I then wrote an email to the host of the open mic on Facebook, and he and his girlfriend confirmed to me overnight that the open mic itself had ended. So I updated the post accordingly. Some hours later, I have now received a message from someone within the management of the Tennessee Bar that tells me that the open mic itself has NOT come to an end, and neither has the basement bar it seems…. It is simply the end of James Iansiti’s time hosting the open mic, according to the Tennessee management. The bar will continue to run an open mic, starting with tomorrow night.

However, given that this open mic has always been indivisible in my mind, and in the minds of many of its other musicians, from the presentation and administration of it by James Iansiti, and given that the concept has perhaps changed, I have decided that I will keep the open mic off of my list of Paris open mics until I get to go and try it out myself so that I can write about it in the same way as all of the other open mics on my Paris list: from my own personal experience.

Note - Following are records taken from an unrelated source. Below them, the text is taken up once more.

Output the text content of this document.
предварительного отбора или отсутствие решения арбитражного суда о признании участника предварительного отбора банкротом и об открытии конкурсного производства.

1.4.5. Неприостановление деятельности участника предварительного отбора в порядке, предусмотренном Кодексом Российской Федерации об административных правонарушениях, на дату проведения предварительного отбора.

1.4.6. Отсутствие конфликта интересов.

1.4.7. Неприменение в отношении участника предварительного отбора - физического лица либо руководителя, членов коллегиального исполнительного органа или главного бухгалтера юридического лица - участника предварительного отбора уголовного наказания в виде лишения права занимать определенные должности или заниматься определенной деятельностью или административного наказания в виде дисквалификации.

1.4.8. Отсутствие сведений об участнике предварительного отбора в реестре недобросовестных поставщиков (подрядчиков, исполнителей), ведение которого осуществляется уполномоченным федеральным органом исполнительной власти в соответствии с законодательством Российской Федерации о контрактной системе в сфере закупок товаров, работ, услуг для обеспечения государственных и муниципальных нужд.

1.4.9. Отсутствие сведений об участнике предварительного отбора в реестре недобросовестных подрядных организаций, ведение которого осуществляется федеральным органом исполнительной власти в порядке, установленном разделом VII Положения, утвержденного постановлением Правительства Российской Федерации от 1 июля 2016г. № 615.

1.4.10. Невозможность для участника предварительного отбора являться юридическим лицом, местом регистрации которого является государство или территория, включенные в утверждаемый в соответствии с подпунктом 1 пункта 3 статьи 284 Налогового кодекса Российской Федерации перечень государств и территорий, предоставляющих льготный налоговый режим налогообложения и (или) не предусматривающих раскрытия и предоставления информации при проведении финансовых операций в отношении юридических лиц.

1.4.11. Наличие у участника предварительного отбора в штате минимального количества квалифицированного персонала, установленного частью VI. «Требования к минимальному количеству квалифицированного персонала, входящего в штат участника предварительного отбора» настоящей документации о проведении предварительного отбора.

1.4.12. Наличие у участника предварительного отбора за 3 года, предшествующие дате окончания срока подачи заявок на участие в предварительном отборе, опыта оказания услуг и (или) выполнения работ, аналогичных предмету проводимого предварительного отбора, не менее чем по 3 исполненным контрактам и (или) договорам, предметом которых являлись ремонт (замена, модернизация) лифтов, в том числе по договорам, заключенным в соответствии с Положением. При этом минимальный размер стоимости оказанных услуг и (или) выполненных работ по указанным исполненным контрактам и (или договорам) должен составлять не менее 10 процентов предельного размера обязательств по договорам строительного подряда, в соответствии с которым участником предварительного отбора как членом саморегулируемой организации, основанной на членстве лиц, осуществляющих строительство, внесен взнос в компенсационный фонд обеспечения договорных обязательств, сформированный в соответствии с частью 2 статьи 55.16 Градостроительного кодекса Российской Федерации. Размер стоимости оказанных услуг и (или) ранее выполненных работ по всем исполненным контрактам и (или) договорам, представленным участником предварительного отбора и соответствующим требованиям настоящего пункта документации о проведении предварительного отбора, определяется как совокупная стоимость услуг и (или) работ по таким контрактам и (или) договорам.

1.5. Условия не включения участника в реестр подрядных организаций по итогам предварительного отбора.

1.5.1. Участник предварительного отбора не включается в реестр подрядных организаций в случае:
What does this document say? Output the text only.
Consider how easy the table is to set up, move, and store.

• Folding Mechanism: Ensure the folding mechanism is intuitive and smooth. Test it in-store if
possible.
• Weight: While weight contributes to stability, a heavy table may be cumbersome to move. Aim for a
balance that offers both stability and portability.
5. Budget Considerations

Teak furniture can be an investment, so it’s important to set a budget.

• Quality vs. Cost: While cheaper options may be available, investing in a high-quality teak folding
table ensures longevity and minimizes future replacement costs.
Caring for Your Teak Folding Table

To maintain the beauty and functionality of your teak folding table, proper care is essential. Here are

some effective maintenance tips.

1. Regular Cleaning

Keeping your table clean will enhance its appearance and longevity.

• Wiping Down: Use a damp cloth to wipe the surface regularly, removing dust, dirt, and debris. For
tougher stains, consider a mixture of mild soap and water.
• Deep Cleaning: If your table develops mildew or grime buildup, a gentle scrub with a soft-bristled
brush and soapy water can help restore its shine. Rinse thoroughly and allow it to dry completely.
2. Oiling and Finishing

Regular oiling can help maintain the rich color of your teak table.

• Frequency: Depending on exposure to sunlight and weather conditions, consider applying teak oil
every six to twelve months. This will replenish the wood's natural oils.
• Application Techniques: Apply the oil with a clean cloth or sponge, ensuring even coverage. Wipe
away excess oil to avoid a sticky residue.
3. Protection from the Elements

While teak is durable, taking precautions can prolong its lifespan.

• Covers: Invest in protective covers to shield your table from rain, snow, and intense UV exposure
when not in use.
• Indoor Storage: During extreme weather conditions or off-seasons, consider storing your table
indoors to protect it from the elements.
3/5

I also often like to wait a few weeks before I incorporate a new open mic on my list in order to see if it is really going to stick around!

One thing I can say is that the Tennessee bar has a perfect layout for an open mic, with a great sound system and the ability of the musicians and spectators to listen comfortably in the basement to the music, or to talk on the ground floor. So if the presentation and hosting turns out to be as good as what James did, then I have no doubt this will continue to remain one of the mainstay open mics of Paris.

The one thing this has now clarified for me is that clearly, the managers of the Tennessee have not closed their eyes to the business to the bar that I thought the open mic brought it.

I can’t wait to see how this all develops!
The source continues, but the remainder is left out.